Bisnis.com, JAKARTA – Rencana pembangunan pabrik tekstil dan garmen baru oleh PT Trisula International Tbk. (TRIS) tertunda karena pandemi virus corona yang menghambat jalannya survei lokasi.
Hal tersebut diungkapkan oleh Direktur Marketing TRIS Kartono Budiman dalam public expose perusahaan pada Senin (15/6/2020 di Jakarta.
Kartono mengatakan, hingga kuartal I/2020, pihaknya belum menetapkan lokasi pembangunan pabrik baru yang rencananya akan menjadi rumah produksi garmen dan juga tekstil tersebutnya. Pasalnya, survei lokasi yang seharusnya sudah rampung terhenti karena pandemi virus corona.

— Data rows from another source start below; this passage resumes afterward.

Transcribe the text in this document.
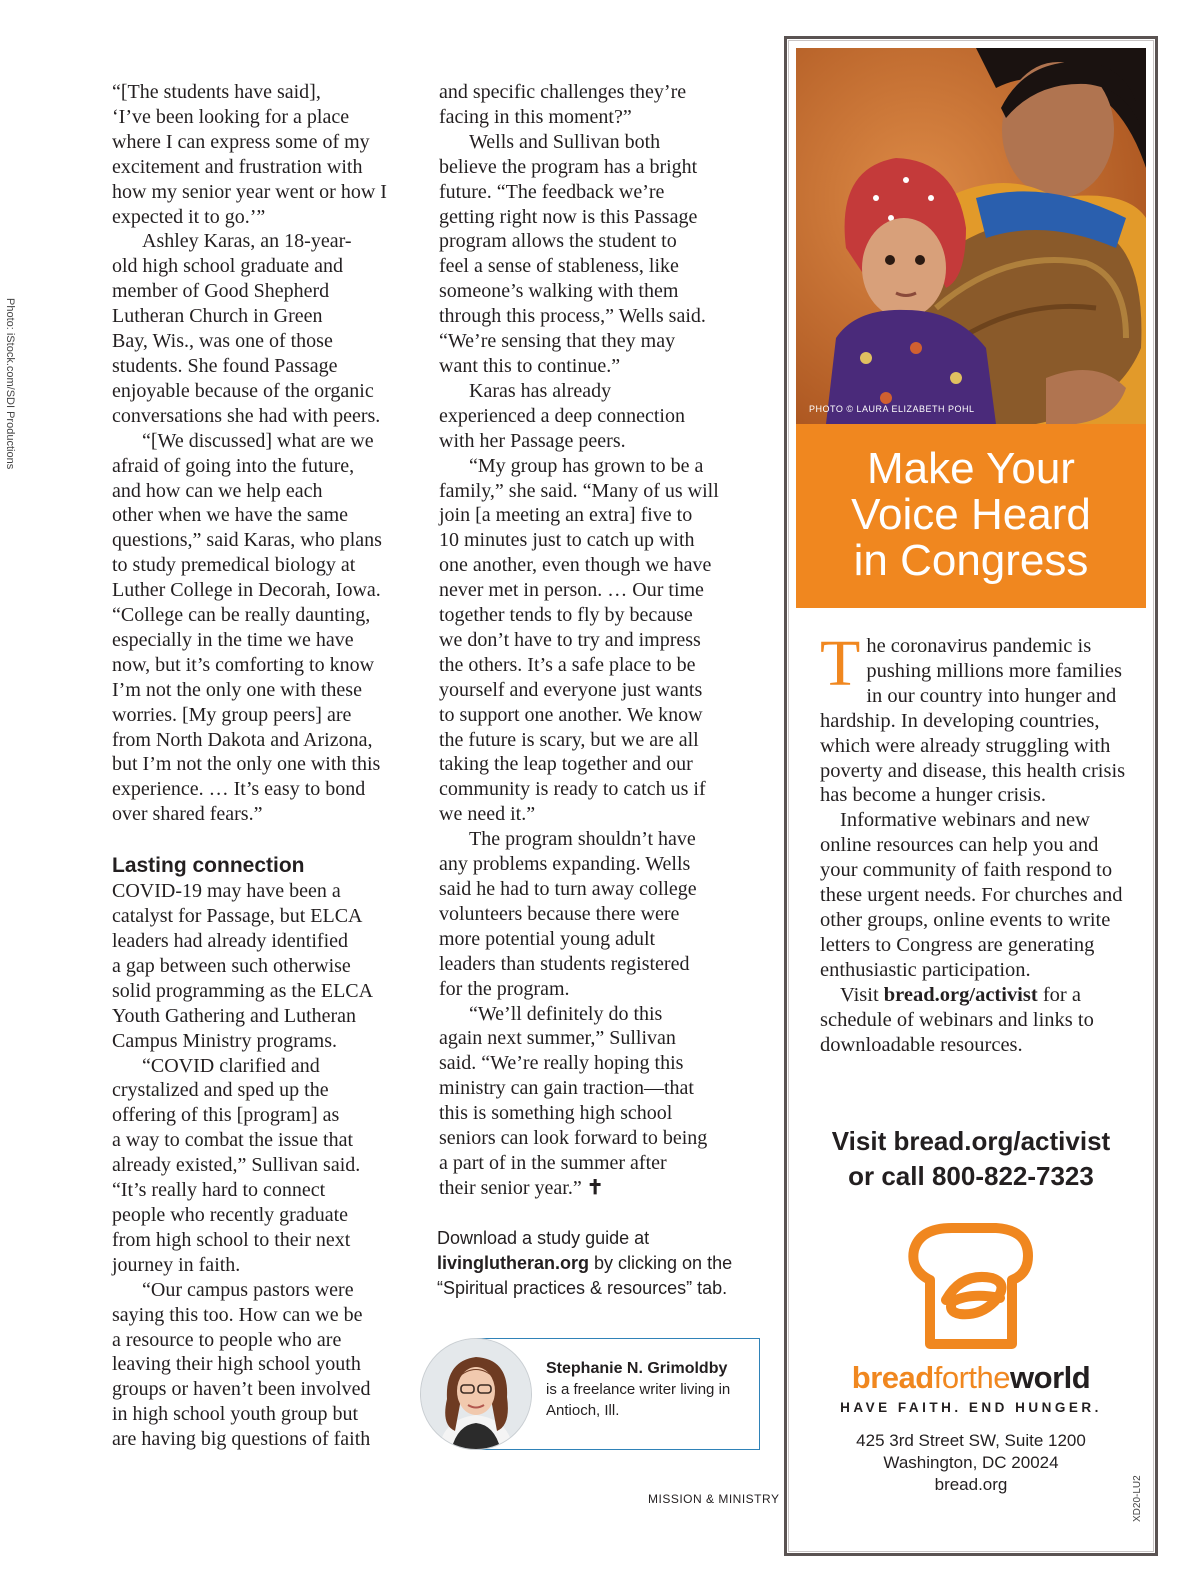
Photo: iStock.com/SDI Productions

“[The students have said],
‘I’ve been looking for a place
where I can express some of my
excitement and frustration with
how my senior year went or how I
expected it to go.’”

Ashley Karas, an 18-year-
old high school graduate and
member of Good Shepherd
Lutheran Church in Green
Bay, Wis., was one of those
students. She found Passage
enjoyable because of the organic
conversations she had with peers.

“[We discussed] what are we
afraid of going into the future,
and how can we help each
other when we have the same
questions,” said Karas, who plans
to study premedical biology at
Luther College in Decorah, Iowa.
“College can be really daunting,
especially in the time we have
now, but it’s comforting to know
I’m not the only one with these
worries. [My group peers] are
from North Dakota and Arizona,
but I’m not the only one with this
experience. … It’s easy to bond
over shared fears.”

Lasting connection

COVID-19 may have been a
catalyst for Passage, but ELCA
leaders had already identified
a gap between such otherwise
solid programming as the ELCA
Youth Gathering and Lutheran
Campus Ministry programs.

“COVID clarified and
crystalized and sped up the
offering of this [program] as
a way to combat the issue that
already existed,” Sullivan said.
“It’s really hard to connect
people who recently graduate
from high school to their next
journey in faith.

“Our campus pastors were
saying this too. How can we be
a resource to people who are
leaving their high school youth
groups or haven’t been involved
in high school youth group but
are having big questions of faith

and specific challenges they’re
facing in this moment?”

Wells and Sullivan both
believe the program has a bright
future. “The feedback we’re
getting right now is this Passage
program allows the student to
feel a sense of stableness, like
someone’s walking with them
through this process,” Wells said.
“We’re sensing that they may
want this to continue.”

Karas has already
experienced a deep connection
with her Passage peers.

“My group has grown to be a
family,” she said. “Many of us will
join [a meeting an extra] five to
10 minutes just to catch up with
one another, even though we have
never met in person. … Our time
together tends to fly by because
we don’t have to try and impress
the others. It’s a safe place to be
yourself and everyone just wants
to support one another. We know
the future is scary, but we are all
taking the leap together and our
community is ready to catch us if
we need it.”

The program shouldn’t have
any problems expanding. Wells
said he had to turn away college
volunteers because there were
more potential young adult
leaders than students registered
for the program.

“We’ll definitely do this
again next summer,” Sullivan
said. “We’re really hoping this
ministry can gain traction—that
this is something high school
seniors can look forward to being
a part of in the summer after
their senior year.” ✝

Download a study guide at
livinglutheran.org by clicking on the “Spiritual practices & resources” tab.
Stephanie N. Grimoldby
is a freelance writer living in Antioch, Ill.
MISSION & MINISTRY
PHOTO © LAURA ELIZABETH POHL
Make Your
Voice Heard
in Congress

The coronavirus pandemic is pushing millions more families in our country into hunger and hardship. In developing countries, which were already struggling with poverty and disease, this health crisis has become a hunger crisis.

Informative webinars and new online resources can help you and your community of faith respond to these urgent needs. For churches and other groups, online events to write letters to Congress are generating enthusiastic participation.

Visit bread.org/activist for a schedule of webinars and links to downloadable resources.

Visit bread.org/activist
or call 800-822-7323
breadfortheworld
HAVE FAITH. END HUNGER.
425 3rd Street SW, Suite 1200
Washington, DC 20024
bread.org	XD20-LU2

Selain itu, perusahaan juga harus mempertimbangan beragam hal untuk pabrik tersebut. Menurut Kartono, ada faktor-faktor berbeda yang harus diperhatikan saat hendak membangun pabrik garemn dan tekstil pada satu lokasi.
Pihak perusahaan, lanjutnya, mempertimbangkan faktor lahan, akses logistik, serta sumber tenaga kerja dengan harga terjangkau dalam pembangunan pabrik garmen. Sedangkan, untuk pabrik tekstil, mereka harus mempertimbangkan dampak lingkungan yang mungkin akan ditimbulkan dari pembangunan pabrik tekstil.
“Kita tidak bisa survei juga karena banyak lokasi yang tertutup karena ada Pembatasan Sosial Berskla Besar (PSBB). Kami harap ini (survei lokasi) dapat kembali berjalan pada Juli mendatang,” katanya.
Guna mengantisipasi molornya pembangunan pabrik tersebut, perusahaan tengah mempertimbangkan untuk memperluas pabrik garmennya terlebih dahulu. Hal ini agar proses peningkatan produksi dapat segera dilaksanakan.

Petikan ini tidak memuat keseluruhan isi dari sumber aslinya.